GTNet: Graph Transformer Network for 3D Point Cloud Classification and Semantic Segmentation

Recently, graph-based and Transformer-based deep learning networks have demonstrated excellent performances on various point cloud tasks. Most of the existing graph methods are based on static graph, which take a fixed input to establish graph relations. Moreover, many graph methods apply maximization and averaging to aggregate neighboring features, so that only a single neighboring point affects the feature of centroid or different neighboring points have the same influence on the centroid's feature, which ignoring the correlation and difference between points. Most Transformer-based methods extract point cloud features based on global attention and lack the feature learning on local neighbors. To solve the problems of these two types of models, we propose a new feature extraction block named Graph Transformer and construct a 3D point point cloud learning network called GTNet to learn features of point clouds on local and global patterns. Graph Transformer integrates the advantages of graph-based and Transformer-based methods, and consists of Local Transformer and Global Transformer modules. Local Transformer uses a dynamic graph to calculate all neighboring point weights by intra-domain cross-attention with dynamically updated graph relations, so that every neighboring point could affect the features of centroid with different weights; Global Transformer enlarges the receptive field of Local Transformer by a global self-attention. In addition, to avoid the disappearance of the gradient caused by the increasing depth of network, we conduct residual connection for centroid features in GTNet; we also adopt the features of centroid and neighbors to generate the local geometric descriptors in Local Transformer to strengthen the local information learning capability of the model. Finally, we use GTNet for shape classification, part segmentation and semantic segmentation tasks in this paper.

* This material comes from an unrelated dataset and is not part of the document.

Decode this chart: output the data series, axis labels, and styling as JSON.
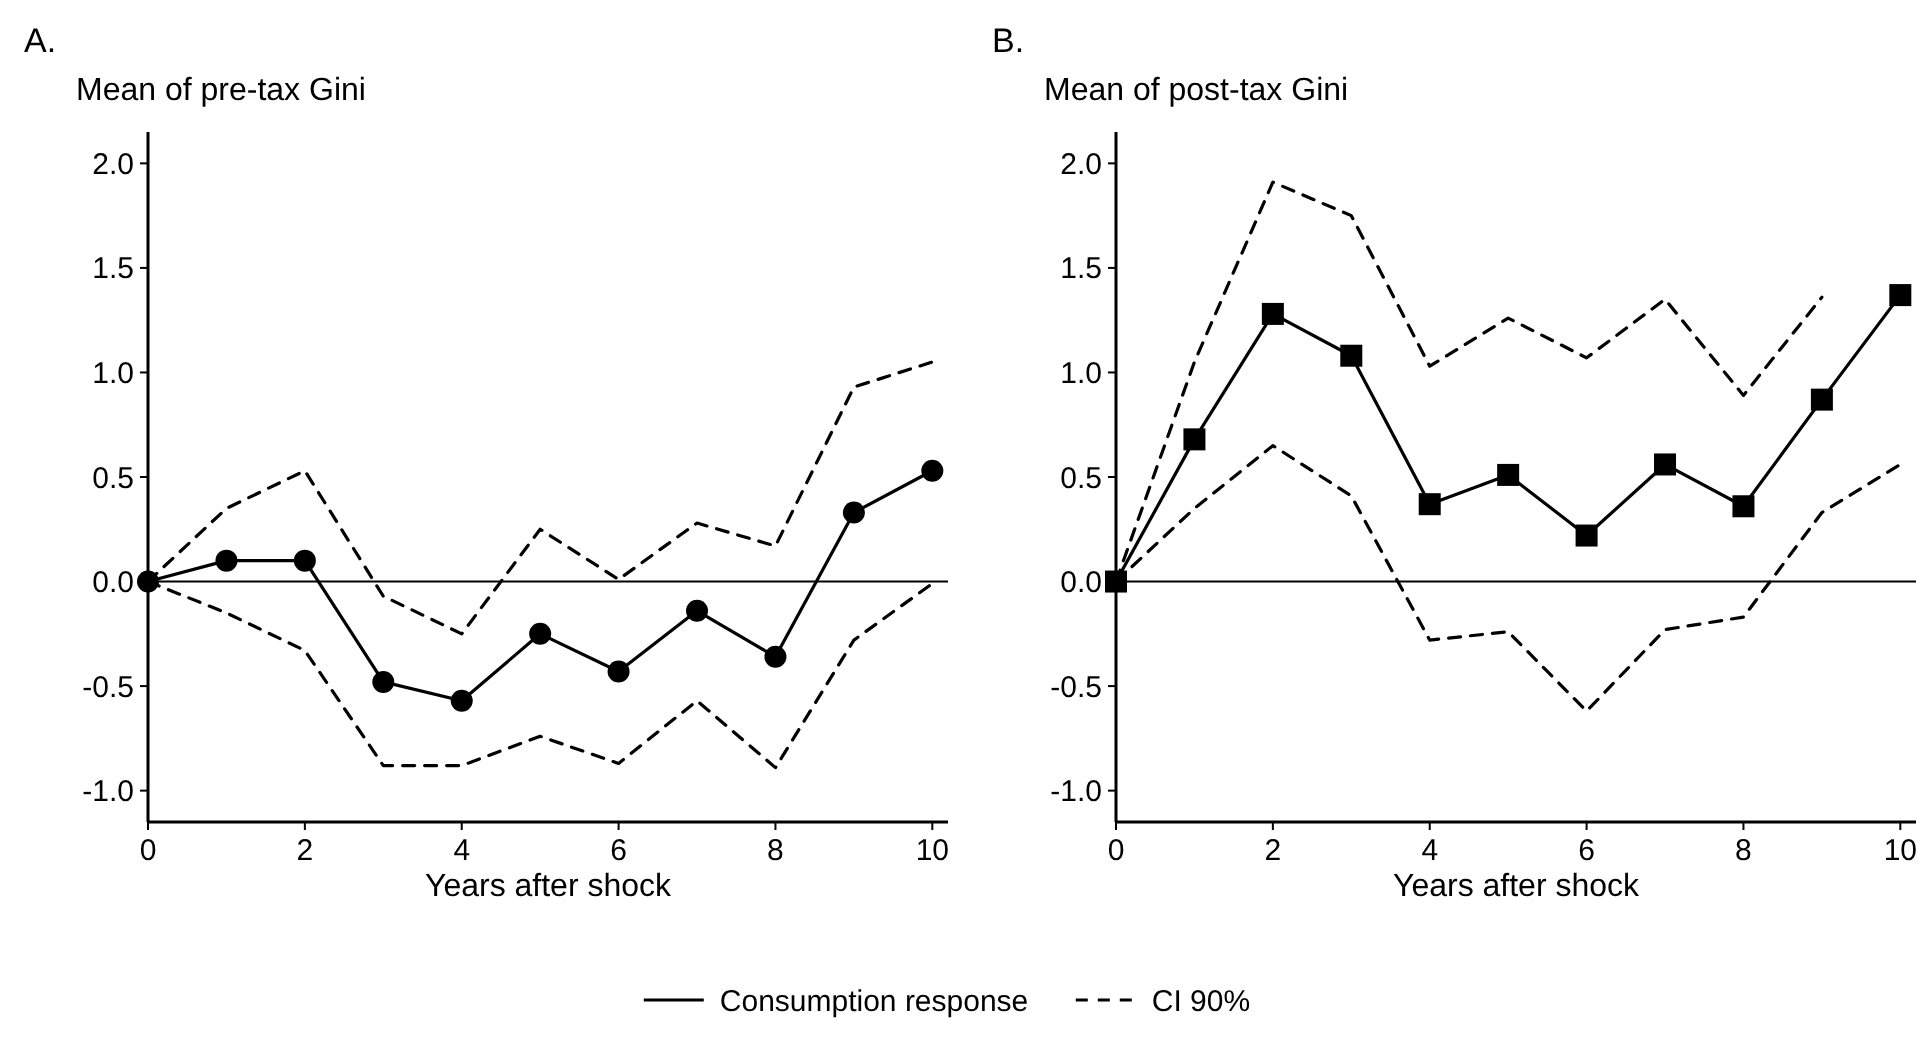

翻译：近期，基于图与基于变换器的深度学习网络在各类点云任务中展现出卓越性能。现有图方法多采用静态图结构，通过固定输入建立图关系。此外，多数图方法采用最大化与平均化操作聚合邻域特征，导致仅单个邻域点影响中心点特征，或不同邻域点对中心点特征具有相同影响力，从而忽略了点间的相关性与差异性。而基于变换器的方法主要依赖全局注意力提取点云特征，缺乏对局部邻域的特征学习能力。为解决这两类模型的问题，我们提出新型特征提取模块——图变换器，并构建三维点云学习网络GTNet，实现点云局部与全局模式的特征学习。图变换器融合了图方法与变换器方法的优势，由局部变换器与全局变换器模块组成。局部变换器通过动态图构建动态更新的图关系，并采用域内交叉注意力计算所有邻域点的权重，使每个邻域点能以差异化权重影响中心点特征；全局变换器则通过全局自注意力机制扩大局部变换器的感受野。此外，为避免网络深度增加导致的梯度消失，我们在GTNet中对中心点特征进行残差连接；同时在局部变换器中采用中心点与邻域点特征生成局部几何描述符，以增强模型局部信息学习能力。本文最终将GTNet应用于形状分类、部件分割及语义分割任务。